If the homeowner purchased an owner’s policy, their title insurance company would pay to have the underground utility relocated so they could build their swimming pool.
Fraud and Forgery
Fraud and forgery are examples of hidden title hazards that can remain undetected until after a closing despite the most careful precautions. Although emphasizing risk elimination, an owner’s policy protects you financially through negotiation by the insurer with third-parties, payment for defending against an attack on the title as insured, and payment of valid claims.
Innocent buyers purchased a home site through a real estate company, accepting a notarized deed from the seller. After the purchase, another couple—the true owners of the property who lived in another city—initiated legal action to prove they actually owned the property. Because the innocent buyer purchased an owner’s policy for a one-time fee at closing, the title company provided a money settlement to protect against financial loss.
As it turned out, a forger spent time in advance at the local courthouse, searching the public records to locate property with out-of-town owners who had been in possession for an extended period of time. The individual involved then forged and recorded a deed to a fictitious person and assumed the identity of that person before listing the property for sale to an innocent purchaser, handling most contacts through an answering service. Also, the identity of the notary appearing on deeds was fictitious as well.
Homeowners without this coverage would have lost their home.
REMINDER: For a one-time fee, an owner’s policy provides protection for as long as you or your heirs on the property. In addition to protecting your investment, an owner’s policy also covers the legal fees and the cost of defending your property rights.
Title Search
A professional will search public records for debts, legal judgments and other homeownership issues to give you peace of mind in your investment.

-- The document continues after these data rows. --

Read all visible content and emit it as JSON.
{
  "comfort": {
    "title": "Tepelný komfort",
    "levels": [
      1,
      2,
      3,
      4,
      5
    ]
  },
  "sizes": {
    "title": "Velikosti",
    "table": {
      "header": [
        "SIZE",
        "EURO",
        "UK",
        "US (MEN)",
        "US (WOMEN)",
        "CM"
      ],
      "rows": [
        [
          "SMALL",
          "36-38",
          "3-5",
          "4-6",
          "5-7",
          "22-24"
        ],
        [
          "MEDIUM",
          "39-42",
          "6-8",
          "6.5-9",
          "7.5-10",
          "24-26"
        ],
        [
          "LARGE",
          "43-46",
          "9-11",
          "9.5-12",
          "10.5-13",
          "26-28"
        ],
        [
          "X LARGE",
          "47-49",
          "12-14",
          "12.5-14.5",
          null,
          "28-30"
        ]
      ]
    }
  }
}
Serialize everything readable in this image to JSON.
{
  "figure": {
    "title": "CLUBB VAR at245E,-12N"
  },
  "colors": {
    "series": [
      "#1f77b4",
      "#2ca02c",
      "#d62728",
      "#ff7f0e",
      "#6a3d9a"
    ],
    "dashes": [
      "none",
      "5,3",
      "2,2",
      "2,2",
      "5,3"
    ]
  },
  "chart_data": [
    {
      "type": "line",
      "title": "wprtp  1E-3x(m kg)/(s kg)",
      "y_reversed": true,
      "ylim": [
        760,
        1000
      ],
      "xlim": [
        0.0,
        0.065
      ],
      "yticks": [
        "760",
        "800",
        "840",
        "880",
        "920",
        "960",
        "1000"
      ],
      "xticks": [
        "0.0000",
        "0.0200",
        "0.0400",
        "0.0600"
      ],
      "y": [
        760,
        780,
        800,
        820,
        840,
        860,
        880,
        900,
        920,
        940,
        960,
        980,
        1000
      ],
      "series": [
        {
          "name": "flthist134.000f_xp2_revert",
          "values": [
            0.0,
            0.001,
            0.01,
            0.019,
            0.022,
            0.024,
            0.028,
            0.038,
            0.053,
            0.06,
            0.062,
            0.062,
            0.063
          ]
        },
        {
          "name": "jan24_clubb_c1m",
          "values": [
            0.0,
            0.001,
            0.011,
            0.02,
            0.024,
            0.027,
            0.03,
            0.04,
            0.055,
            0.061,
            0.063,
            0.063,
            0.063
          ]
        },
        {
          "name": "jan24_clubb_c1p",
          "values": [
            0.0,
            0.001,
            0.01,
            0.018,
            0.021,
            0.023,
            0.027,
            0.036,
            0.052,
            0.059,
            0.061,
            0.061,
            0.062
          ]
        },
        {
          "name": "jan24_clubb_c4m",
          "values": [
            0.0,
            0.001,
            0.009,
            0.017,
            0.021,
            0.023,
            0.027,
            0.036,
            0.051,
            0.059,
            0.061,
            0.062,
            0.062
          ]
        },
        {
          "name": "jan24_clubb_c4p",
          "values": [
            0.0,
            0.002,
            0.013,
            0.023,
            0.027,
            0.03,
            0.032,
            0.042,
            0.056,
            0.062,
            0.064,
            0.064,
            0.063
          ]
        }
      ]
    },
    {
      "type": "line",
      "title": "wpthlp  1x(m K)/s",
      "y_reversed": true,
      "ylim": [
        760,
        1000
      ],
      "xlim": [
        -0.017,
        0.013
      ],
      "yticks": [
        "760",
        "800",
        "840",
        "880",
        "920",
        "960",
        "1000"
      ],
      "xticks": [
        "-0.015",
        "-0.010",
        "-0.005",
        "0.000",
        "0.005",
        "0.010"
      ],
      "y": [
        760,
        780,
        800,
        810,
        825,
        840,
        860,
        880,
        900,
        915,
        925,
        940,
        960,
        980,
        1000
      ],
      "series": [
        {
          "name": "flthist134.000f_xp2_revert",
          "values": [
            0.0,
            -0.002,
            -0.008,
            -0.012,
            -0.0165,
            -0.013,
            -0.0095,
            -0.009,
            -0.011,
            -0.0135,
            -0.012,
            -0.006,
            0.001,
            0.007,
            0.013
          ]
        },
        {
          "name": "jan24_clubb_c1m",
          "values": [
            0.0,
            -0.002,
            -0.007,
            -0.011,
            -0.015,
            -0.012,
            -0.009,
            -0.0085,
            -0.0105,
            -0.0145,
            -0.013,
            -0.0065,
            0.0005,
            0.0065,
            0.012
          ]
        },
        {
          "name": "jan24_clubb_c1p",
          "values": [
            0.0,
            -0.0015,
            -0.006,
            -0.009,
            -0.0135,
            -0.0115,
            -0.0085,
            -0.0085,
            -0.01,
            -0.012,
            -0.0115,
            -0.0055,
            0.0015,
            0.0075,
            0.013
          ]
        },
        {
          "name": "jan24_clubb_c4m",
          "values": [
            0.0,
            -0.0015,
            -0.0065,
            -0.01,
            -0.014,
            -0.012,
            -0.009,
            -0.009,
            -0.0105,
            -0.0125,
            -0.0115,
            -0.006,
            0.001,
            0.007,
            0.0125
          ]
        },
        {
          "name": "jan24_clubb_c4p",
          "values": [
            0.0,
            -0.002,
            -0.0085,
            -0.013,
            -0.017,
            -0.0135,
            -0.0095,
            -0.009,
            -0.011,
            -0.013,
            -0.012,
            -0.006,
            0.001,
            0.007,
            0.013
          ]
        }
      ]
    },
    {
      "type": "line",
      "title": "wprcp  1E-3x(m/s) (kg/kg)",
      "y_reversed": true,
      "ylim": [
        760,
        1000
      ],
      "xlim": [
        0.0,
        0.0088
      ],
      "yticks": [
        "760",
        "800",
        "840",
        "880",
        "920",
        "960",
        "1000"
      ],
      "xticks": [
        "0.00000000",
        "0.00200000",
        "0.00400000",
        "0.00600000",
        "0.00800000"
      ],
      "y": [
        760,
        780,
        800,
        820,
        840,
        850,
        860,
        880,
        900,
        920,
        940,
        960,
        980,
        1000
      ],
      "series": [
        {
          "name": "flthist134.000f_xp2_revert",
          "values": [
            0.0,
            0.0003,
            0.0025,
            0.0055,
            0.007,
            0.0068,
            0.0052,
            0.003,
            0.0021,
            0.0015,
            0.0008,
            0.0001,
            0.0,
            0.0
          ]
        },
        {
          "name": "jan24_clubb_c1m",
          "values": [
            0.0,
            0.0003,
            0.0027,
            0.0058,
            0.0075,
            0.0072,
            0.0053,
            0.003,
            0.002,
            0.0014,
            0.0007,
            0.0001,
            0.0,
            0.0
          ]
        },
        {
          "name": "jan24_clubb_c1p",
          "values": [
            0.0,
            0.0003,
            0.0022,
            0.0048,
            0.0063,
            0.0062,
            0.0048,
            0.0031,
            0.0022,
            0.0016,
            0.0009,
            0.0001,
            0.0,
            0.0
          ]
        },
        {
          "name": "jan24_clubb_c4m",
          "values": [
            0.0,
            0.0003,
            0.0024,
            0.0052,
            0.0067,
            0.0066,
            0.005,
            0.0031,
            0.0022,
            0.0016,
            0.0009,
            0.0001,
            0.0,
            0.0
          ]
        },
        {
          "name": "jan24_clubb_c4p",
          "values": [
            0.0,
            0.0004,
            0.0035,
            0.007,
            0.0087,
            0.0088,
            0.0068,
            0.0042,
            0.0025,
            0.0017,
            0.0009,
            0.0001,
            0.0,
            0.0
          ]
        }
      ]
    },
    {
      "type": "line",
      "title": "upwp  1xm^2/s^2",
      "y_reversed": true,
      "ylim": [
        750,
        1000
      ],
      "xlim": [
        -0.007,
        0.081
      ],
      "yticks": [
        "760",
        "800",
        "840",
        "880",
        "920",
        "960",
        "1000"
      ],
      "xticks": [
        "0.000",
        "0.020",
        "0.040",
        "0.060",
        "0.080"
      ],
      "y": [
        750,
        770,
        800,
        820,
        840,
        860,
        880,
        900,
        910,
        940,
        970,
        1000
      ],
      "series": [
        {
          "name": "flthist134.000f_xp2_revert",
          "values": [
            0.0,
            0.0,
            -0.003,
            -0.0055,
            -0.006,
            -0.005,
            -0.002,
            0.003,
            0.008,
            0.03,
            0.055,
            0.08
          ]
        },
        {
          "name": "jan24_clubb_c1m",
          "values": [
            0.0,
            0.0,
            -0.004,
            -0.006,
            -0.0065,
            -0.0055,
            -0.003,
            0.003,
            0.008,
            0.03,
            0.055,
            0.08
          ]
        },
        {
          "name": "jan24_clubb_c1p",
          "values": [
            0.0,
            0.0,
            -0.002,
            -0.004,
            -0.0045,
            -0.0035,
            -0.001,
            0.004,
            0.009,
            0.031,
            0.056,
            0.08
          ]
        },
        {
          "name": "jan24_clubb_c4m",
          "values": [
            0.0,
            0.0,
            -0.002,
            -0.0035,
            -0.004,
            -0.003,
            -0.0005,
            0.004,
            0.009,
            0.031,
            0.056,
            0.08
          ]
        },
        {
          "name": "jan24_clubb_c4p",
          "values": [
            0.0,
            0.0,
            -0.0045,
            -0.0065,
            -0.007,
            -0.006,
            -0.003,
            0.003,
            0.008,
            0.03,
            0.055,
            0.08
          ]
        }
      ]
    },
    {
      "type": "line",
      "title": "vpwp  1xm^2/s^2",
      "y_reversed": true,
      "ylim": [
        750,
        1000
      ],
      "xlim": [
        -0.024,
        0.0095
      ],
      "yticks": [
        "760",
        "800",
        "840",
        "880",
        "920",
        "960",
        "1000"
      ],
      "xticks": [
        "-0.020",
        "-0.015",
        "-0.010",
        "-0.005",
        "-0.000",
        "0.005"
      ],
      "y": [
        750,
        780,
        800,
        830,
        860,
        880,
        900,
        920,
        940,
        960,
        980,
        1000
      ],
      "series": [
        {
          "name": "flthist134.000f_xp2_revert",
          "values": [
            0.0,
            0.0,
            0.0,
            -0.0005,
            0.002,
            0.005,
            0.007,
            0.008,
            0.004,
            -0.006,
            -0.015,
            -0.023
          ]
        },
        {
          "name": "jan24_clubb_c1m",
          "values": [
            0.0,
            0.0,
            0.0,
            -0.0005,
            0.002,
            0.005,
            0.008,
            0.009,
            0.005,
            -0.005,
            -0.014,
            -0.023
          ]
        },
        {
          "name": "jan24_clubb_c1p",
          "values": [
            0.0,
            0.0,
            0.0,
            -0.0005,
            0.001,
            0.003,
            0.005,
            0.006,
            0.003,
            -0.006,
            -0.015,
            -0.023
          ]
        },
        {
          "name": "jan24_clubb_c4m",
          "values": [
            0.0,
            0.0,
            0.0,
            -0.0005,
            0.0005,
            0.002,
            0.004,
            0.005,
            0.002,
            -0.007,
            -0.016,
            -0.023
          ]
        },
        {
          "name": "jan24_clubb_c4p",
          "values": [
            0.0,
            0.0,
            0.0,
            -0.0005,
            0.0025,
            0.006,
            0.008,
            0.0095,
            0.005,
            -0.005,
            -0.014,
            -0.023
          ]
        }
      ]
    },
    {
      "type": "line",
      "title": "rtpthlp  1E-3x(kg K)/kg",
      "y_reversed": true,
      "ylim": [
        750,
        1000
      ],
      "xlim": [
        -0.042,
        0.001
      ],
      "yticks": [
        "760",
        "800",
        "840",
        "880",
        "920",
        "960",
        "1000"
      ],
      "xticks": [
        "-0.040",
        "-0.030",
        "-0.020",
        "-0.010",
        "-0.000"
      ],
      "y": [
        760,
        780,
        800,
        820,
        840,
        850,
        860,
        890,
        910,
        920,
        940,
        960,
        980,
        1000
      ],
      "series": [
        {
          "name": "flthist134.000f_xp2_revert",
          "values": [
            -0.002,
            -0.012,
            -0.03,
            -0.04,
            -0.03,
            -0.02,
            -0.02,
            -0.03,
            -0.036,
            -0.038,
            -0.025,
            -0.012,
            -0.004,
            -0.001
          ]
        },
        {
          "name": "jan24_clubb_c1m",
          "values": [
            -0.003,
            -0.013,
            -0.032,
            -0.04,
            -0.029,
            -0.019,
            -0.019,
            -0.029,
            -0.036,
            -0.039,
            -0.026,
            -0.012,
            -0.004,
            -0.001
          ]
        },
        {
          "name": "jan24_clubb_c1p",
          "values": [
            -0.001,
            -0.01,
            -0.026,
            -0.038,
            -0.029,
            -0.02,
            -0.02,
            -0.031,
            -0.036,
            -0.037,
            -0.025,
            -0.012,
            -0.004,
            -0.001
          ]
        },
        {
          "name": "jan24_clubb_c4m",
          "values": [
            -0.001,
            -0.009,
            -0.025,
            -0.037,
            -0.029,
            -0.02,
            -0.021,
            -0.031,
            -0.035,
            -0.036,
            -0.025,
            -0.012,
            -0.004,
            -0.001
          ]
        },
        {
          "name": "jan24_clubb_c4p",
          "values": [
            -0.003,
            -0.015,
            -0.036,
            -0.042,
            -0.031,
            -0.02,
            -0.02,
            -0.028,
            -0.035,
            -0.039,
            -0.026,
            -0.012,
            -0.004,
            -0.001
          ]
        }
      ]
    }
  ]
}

Some of the items reviewed include:
- prior deeds
- mortgages
- divorce decrees
- court judgments
- delinquent taxes
- child support payments
A title professional will also look for covenants, conditions and restrictions and other types of easements. When an issue is discovered, the title professional will take care of it—typically without you even knowing about it. If the problem is not easily resolved, you will be notified. Title searches reveal problems on more than a third of all residential real estate transactions.
Unknown Issues
Some title issues are not apparent from a review of the public record. Title insurance provides coverage for undisclosed title defects that might later result in a claim.
Unknown events include:
- forgery
- documents signed by minors or someone incompetent
- deeds executed under an expired power of attorney
- errors on the public record
This work is necessary to issue the insurance policy and often includes the cost of conducting a title search, examination, correcting errors, issuing the policy, and, frequently, the settlement or closing for consumers.
An owner’s policy protects against these additional items.